Exceptional exposure through an ignimbrite in Tenerife, Canary Islands, reveals a complex internal regressive structure and indicates that the parent pyroclastic density current experienced prolonged periods of patchy deposition and bypassing during which it conveyed most of its pyroclastic load out to the Atlantic Ocean (over 20 km from source). The recognition of such behavior is critically important in understanding volcanic hazard and in estimating eruption durations. However, the evidence may go unrecorded in other less well-exposed density-current deposits.
Burning of forest materials under late Paleozoic high atmospheric oxygen levels
Richard Wildman, California Institute of Technology, Geological and Planetary Sciences, Pasadena, CA, U.S.A., et al. Pages 457-460.

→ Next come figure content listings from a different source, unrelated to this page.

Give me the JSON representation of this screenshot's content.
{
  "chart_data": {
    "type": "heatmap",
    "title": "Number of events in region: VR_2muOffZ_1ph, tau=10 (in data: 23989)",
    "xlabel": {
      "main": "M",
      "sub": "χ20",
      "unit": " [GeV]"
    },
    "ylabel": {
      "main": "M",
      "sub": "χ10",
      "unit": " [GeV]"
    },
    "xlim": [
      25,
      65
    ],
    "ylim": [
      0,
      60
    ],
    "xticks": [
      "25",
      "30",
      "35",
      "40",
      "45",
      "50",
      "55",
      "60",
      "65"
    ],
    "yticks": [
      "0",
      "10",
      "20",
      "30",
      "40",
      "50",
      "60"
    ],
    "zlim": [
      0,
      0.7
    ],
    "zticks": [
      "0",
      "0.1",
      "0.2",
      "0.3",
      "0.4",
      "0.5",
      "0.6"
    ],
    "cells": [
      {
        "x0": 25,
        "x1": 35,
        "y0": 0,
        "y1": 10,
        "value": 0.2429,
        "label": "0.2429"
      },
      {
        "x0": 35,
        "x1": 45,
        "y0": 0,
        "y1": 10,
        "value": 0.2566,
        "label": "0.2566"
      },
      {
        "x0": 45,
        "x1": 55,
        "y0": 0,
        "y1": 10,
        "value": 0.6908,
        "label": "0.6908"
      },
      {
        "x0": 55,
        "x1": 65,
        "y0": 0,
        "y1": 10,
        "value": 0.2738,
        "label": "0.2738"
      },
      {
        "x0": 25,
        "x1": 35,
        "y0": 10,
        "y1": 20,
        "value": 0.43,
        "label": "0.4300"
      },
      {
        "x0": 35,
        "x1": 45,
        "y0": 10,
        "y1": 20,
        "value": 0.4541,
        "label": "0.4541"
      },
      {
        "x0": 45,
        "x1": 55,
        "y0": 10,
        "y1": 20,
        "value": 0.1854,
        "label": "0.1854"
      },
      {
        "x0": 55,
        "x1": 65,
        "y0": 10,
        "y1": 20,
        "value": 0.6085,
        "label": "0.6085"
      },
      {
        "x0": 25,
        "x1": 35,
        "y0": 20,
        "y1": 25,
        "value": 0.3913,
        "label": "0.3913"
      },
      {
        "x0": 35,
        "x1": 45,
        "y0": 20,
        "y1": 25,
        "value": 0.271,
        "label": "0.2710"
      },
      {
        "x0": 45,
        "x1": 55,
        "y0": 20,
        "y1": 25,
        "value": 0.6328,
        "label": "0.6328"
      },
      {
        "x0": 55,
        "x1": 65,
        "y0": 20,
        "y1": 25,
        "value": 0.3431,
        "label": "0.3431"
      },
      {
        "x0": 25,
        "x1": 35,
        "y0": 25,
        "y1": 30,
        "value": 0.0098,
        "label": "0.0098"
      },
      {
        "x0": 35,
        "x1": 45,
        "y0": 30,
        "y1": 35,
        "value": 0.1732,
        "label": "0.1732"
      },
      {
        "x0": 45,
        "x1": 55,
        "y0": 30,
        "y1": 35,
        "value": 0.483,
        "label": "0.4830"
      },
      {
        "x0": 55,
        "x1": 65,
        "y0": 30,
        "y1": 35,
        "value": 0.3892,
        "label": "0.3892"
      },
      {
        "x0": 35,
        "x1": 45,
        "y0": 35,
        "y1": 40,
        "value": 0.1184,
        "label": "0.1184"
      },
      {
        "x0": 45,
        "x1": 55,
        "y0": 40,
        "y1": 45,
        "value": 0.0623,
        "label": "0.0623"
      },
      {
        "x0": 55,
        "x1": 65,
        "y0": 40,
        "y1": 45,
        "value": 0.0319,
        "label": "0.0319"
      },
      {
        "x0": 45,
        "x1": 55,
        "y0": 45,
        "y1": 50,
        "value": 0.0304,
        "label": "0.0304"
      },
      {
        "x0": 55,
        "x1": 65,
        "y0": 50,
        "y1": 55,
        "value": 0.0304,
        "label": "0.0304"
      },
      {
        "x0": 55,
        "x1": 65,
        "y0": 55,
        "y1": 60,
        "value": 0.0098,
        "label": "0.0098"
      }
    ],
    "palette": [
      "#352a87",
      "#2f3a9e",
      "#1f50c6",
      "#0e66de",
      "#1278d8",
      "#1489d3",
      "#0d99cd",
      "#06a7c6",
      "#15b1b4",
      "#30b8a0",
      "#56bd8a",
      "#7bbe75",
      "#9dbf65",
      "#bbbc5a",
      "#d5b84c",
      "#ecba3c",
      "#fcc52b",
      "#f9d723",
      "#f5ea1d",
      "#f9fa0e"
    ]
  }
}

Definitive results on the history of oxygen as a component of Earth's atmosphere are hard to find. One notion that has been widely accepted is that O2 levels have not gone much above the present value of 21%, and have certainly not exceeded 25%. This notion rests on the argument that O2 levels above 25% would produce a fire catastrophe for the land biota and there is no sign of such a catastrophe in the fossil record. The 25% figure is justified by a series of experiments in which paper was used as a fuel. This article presents results from burning various plant materials under elevated O2. They show that O2's effect on fire is quite variable--depending on the fuel type and moisture content--and suggests that there is nothing absolute about a value of 25%. Rather, the results support the notion that plant life could have survived fires in an atmosphere with 35% oxygen, the maximum value deduced in theoretical geochemical models. The paper also notes that both the sedimentary deposition and various biological oddities of the Late Paleozoic are consistent with an atmosphere that is far richer in oxygen than the present atmosphere.